A Labour donor will receive more than £100m after his car glass repair company controversially loaded up on debt to pay a multibillion-pound dividend.
Gary Lubner, a South African businessman who helped bankroll Labour’s election victory, is a significant shareholder in Autoglass, which is making a one-off payout through its parent company Belron.
Luxembourg-based Belron will reward Mr Lubner and four private equity shareholders a total of €4.3bn (£3.6bn) in a one-off dividend funded by billions of euros in new debt. The company’s approach to debt has been labelled “aggressive” by one credit ratings agency as a result of the move.
Mr Lubner, who was chief executive of Autoglass owner Belron between 2000 and 2023, will get €140m (£125m) of the dividend. Mr Lubner was replaced by Carlos Brito, the former chief executive of AB InBev.
To fund the payout, Belron is being loaded with nearly €9bn of new debt which has led rating agencies to cut its debt rating to “junk” status.
Borrowing money to pay shareholders, known in financial circles as a “dividend recap”, is controversial because it puts more financial stress on companies while enriching owners.
The 65-year old stepped down in 2023 having led Belron for two decades. He still owns a 3.3pc minority stake in Belron through his investment vehicle Atessa.
The publicity-shy businessman came to prominence earlier this year after he donated £4.5m to Labour, making him the Party’s biggest donor for decades.

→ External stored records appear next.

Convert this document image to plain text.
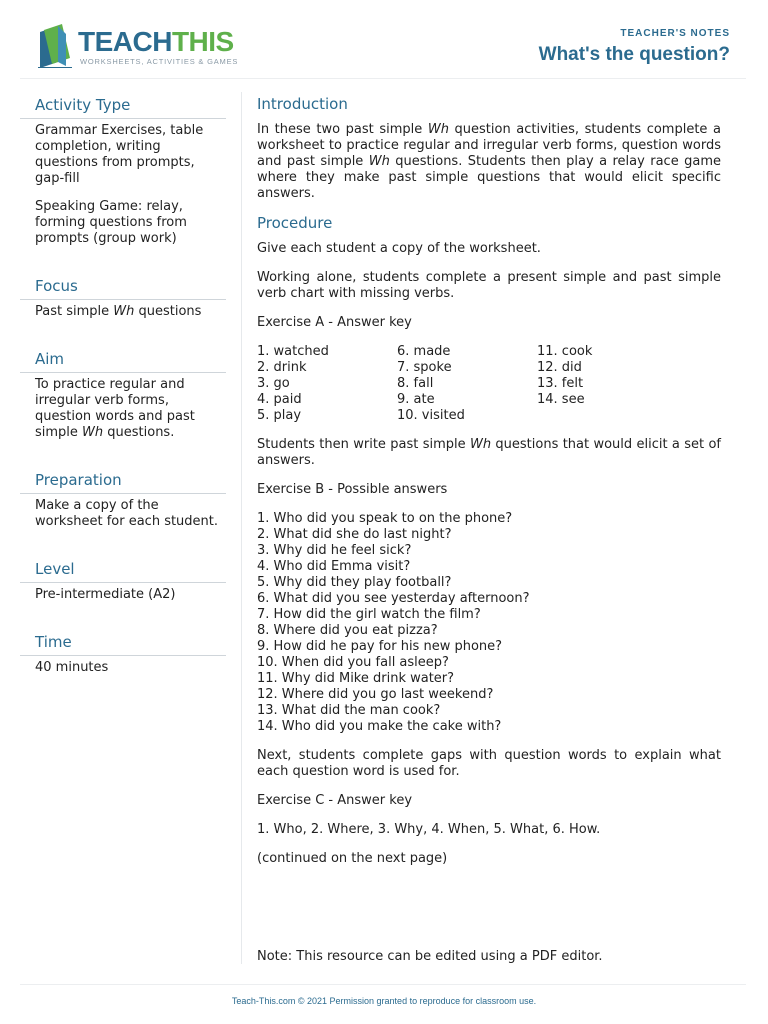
TEACHTHIS
WORKSHEETS, ACTIVITIES & GAMES
TEACHER'S NOTES
What's the question?
Activity Type

Grammar Exercises, table completion, writing questions from prompts, gap-fill

Speaking Game: relay, forming questions from prompts (group work)

Focus

Past simple Wh questions

Aim

To practice regular and irregular verb forms, question words and past simple Wh questions.

Preparation

Make a copy of the worksheet for each student.

Level

Pre-intermediate (A2)

Time

40 minutes

Introduction

In these two past simple Wh question activities, students complete a worksheet to practice regular and irregular verb forms, question words and past simple Wh questions. Students then play a relay race game where they make past simple questions that would elicit specific answers.

Procedure

Give each student a copy of the worksheet.

Working alone, students complete a present simple and past simple verb chart with missing verbs.

Exercise A - Answer key

1. watched
2. drink
3. go
4. paid
5. play
6. made
7. spoke
8. fall
9. ate
10. visited
11. cook
12. did
13. felt
14. see

Students then write past simple Wh questions that would elicit a set of answers.

Exercise B - Possible answers

1. Who did you speak to on the phone?
2. What did she do last night?
3. Why did he feel sick?
4. Who did Emma visit?
5. Why did they play football?
6. What did you see yesterday afternoon?
7. How did the girl watch the film?
8. Where did you eat pizza?
9. How did he pay for his new phone?
10. When did you fall asleep?
11. Why did Mike drink water?
12. Where did you go last weekend?
13. What did the man cook?
14. Who did you make the cake with?

Next, students complete gaps with question words to explain what each question word is used for.

Exercise C - Answer key

1. Who, 2. Where, 3. Why, 4. When, 5. What, 6. How.

(continued on the next page)

Note: This resource can be edited using a PDF editor.
Teach-This.com © 2021 Permission granted to reproduce for classroom use.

The electoral register shows he has donated more than £8m to the party since 2022.
He said he backed Labour after being impressed by Rachel Reeves’ down-to-earth manner in a meeting in 2021, when the party was in opposition. “She was possibly the next chancellor, but she was booking her own train tickets,” he said.

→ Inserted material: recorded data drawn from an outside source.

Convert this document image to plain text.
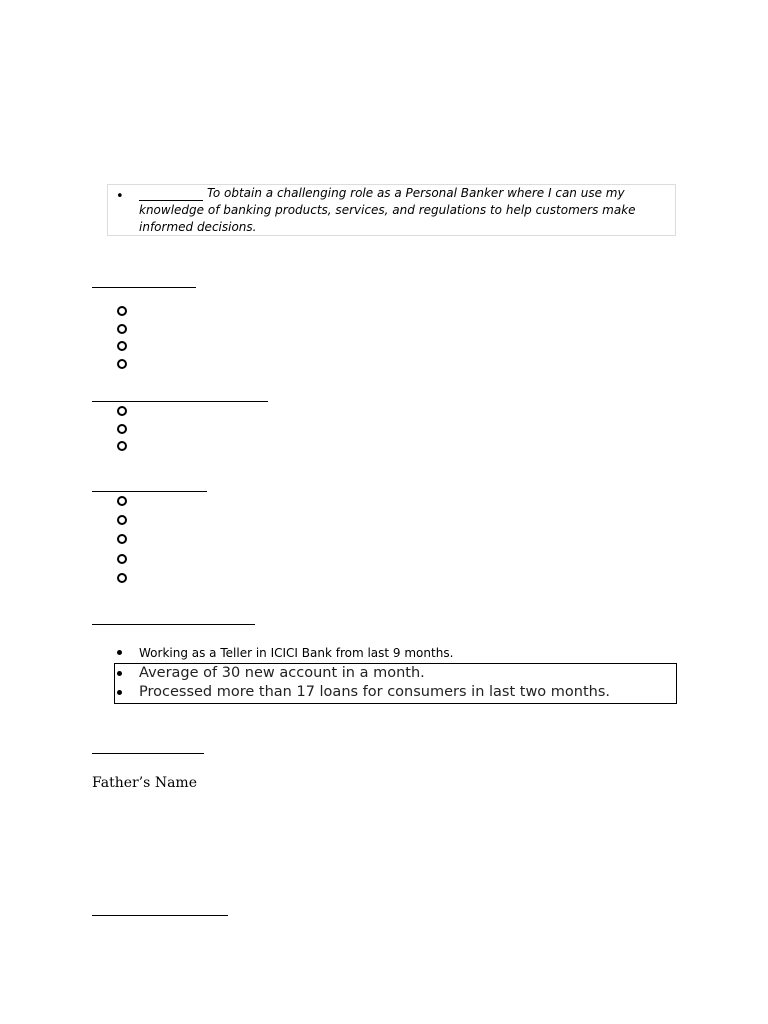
•	To obtain a challenging role as a Personal Banker where I can use my knowledge of banking products, services, and regulations to help customers make informed decisions.
Working as a Teller in ICICI Bank from last 9 months.
Average of 30 new account in a month.
Processed more than 17 loans for consumers in last two months.
Father’s Name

He is a notable supporter of liberal charities and has pledged to give away the vast majority of his wealth, saying last year “I don’t think it’s the right thing to pass on that amount of wealth” to his three children.
A source close to Mr Lubner said he was unlikely to use his payout for political purposes, and the money would go towards the 65-year old’s charitable causes.

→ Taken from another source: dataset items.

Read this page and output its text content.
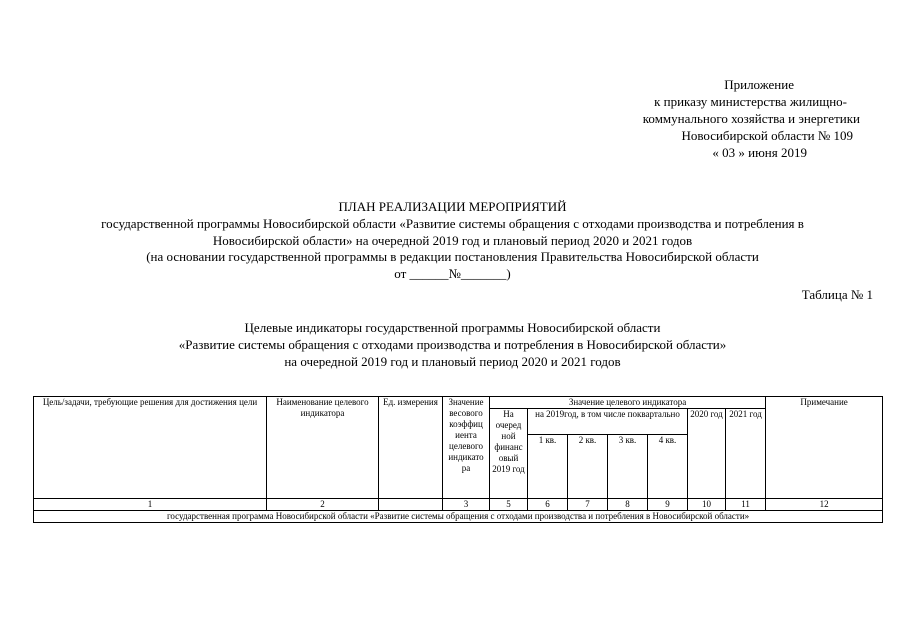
Приложение
к приказу министерства жилищно-
коммунального хозяйства и энергетики
Новосибирской области № 109
« 03 » июня 2019
ПЛАН РЕАЛИЗАЦИИ МЕРОПРИЯТИЙ
государственной программы Новосибирской области «Развитие системы обращения с отходами производства и потребления в
Новосибирской области» на очередной 2019 год и плановый период 2020 и 2021 годов
(на основании государственной программы в редакции постановления Правительства Новосибирской области
от ______№_______)
Таблица № 1
Целевые индикаторы государственной программы Новосибирской области
«Развитие системы обращения с отходами производства и потребления в Новосибирской области»
на очередной 2019 год и плановый период 2020 и 2021 годов
Цель/задачи, требующие решения для достижения цели	Наименование целевого индикатора	Ед. измерения	Значение весового коэффиц иента целевого индикато ра	Значение целевого индикатора							Примечание
				На очеред ной финанс овый 2019 год	на 2019год, в том числе поквартально				2020 год	2021 год	
					1 кв.	2 кв.	3 кв.	4 кв.			
1	2		3	5	6	7	8	9	10	11	12
государственная программа Новосибирской области «Развитие системы обращения с отходами производства и потребления в Новосибирской области»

Belron was led by the Lubner family for decades, having previously been established by a company set up by Mr Lubner’s grandfather, Morris Lubner, in South Africa in the early twentieth century. His father, Ronnie Lubner, expanded it into the UK and was chairman for many years.
D’Ieteren Group, a Belgian conglomerate, bought the majority of the company in 1999 and today own 50.1pc.
Under the terms of the pay out, D’Ieteren will receive €2.2bn and the minority owners, which include, BlackRock, GIC and Morrisons owner CD&R, will share the bulk of the remainder.
Ratings agency S&P last week cut Belron’s debt to junk status owing to the debt-fuelled payout, moving it down a notch from BBB- to BB-.
“The notable increase in leverage led us to revise our assessment of Belron’s financial risk profile to aggressive from significant,” S&P said.
The reason for the dividend payout is because of a change in the ownership structure at Belron’s majority owner D’Ieteren.
The business, which is listed on the Brussels stock market, is rejigging its family ownership structure and needs the dividend to pay shareholders.
Nicolas D’Ieteren, Belron’s chairman, is buying out a 16.7pc stake owned by his cousin, Olivier Périer, as the family seek to consolidate their ownership into one branch of the dynasty.
D’Ieteren will use the €2.2bn dividend from Belron to pay a one-off €74 per share special dividend to its own shareholders, which include fund managers and large pension funds.
It said the payout was required to reward shareholders for their “continued support”.
Mr Lubner declined to comment. Belron declined to comment.